In order to keep a single spark.gradle file, can we simply replace the spark.gradle paths in build.gradle to reference spark.gradle as ../gradle/spark.gradle ?

PS. I'm fairly new to the project. Pardon me if I'm missing something. 😅

py-ranoid avatar Mar 03 '19 18:03 py-ranoid

Hi @py-ranoid, thanks for looking into this issue. It makes sense, however if possible we should strive to use absolute paths built from project properties (to avoid dealing with relative path attacks with symlinks etc).

gerashegalov avatar Mar 04 '19 22:03 gerashegalov

How about keeping keeping only spark.gradle in the repository but copying it to helloworld/gradle/ and templates/simple/ during installation ?

py-ranoid avatar Mar 05 '19 02:03 py-ranoid

@tovbinm @gerashegalov Could you suggest a solution?

  1. Removing helloworld/gradle/spark.gradle and templates/simple/spark.gradle and referring to gradle/spark.gradle using relative paths
  2. Keeping only spark.gradle but copying it to helloworld/gradle/ and templates/simple/ during installation

py-ranoid avatar Mar 07 '19 07:03 py-ranoid

since helloworld is a source-controlled directory rather than installed than 1 seems better, (and I think you should be able to construct an absolute path.

gerashegalov avatar Mar 07 '19 07:03 gerashegalov

@gerashegalov In that case, can I replace apply from: 'gradle/spark.gradle with apply from: "${rootProject.projectDir}/../gradle/spark.gradle" in helloworld/build.gradle ? Would this still be vulnerable to a relative path attack ?

Also, I noticed that the following are duplicates too.

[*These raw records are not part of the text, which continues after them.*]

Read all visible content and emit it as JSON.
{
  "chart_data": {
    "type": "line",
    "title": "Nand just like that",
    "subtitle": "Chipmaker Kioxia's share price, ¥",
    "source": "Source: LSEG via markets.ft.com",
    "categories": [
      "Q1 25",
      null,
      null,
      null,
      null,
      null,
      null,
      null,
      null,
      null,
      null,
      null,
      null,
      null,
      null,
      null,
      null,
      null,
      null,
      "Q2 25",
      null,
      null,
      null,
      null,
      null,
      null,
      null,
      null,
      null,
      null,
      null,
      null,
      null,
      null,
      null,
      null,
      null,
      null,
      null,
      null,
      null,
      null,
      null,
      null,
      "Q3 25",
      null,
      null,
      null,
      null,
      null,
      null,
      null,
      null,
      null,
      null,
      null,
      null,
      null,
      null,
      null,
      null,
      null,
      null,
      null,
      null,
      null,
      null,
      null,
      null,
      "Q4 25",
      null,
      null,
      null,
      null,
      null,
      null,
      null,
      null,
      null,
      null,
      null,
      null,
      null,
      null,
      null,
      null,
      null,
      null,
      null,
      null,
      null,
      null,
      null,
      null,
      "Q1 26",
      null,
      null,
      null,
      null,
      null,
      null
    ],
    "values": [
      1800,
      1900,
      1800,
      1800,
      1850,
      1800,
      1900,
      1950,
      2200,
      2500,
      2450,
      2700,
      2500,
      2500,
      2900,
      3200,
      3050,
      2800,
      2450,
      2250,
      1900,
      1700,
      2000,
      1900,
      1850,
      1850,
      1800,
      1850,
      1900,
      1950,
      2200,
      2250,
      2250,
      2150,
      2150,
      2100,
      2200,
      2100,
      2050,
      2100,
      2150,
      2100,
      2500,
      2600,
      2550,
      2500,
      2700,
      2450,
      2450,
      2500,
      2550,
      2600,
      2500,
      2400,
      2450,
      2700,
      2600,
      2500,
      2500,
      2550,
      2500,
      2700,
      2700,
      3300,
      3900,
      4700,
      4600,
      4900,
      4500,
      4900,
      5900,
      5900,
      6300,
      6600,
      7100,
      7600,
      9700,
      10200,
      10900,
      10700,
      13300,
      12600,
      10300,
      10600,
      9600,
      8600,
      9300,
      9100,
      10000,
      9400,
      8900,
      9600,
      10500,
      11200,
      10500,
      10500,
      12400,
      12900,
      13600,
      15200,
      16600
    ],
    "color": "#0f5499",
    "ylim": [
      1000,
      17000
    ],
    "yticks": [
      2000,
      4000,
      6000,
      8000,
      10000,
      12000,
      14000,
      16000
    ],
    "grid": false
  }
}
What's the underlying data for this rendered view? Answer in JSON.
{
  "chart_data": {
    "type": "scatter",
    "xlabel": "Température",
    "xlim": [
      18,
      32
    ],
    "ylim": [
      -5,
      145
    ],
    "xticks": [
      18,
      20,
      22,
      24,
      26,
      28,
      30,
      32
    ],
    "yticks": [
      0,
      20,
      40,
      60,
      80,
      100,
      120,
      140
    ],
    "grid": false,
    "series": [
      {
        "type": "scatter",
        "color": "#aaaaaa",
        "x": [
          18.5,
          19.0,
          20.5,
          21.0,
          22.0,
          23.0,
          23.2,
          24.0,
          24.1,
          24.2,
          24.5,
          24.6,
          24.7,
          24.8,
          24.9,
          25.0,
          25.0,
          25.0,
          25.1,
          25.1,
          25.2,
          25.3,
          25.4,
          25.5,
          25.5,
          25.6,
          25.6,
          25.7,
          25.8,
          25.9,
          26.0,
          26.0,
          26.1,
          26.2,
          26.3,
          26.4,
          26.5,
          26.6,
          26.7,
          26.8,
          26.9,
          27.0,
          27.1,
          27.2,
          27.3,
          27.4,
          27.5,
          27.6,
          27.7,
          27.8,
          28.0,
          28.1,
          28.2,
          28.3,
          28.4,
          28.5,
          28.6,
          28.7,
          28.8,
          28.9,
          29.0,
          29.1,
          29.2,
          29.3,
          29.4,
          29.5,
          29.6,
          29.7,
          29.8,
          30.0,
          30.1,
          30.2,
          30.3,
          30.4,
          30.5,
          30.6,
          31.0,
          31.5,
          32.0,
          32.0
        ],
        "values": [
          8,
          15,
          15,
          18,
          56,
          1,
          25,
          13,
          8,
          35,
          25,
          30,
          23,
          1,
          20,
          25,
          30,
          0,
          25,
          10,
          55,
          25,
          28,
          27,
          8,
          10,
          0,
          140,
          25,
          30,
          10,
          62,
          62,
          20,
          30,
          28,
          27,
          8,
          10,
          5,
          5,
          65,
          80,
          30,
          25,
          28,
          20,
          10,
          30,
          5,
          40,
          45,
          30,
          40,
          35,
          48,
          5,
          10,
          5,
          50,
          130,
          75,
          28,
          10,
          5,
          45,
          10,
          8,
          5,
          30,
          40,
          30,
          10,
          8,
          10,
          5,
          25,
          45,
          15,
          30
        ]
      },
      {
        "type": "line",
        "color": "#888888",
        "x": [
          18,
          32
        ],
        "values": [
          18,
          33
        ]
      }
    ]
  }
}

  1. helloworld/gradle/scalastyle-config.xml and gradle/scalastyle-config.xml.
  2. helloworld/gradle/wrapper/* and gradle/wrapper/*

Would you suggest factoring these out as well ?

py-ranoid avatar Mar 09 '19 16:03 py-ranoid

@gerashegalov @tovbinm Thoughts?

py-ranoid avatar Mar 23 '19 17:03 py-ranoid

Hi @py-ranoid I suggest you try it out and don't hesitate to submit a PR. We can discuss it more concretely on the PR. It does not have to be perfect, just something to iterate on. The preference is to avoid '..'

gerashegalov avatar Mar 26 '19 00:03 gerashegalov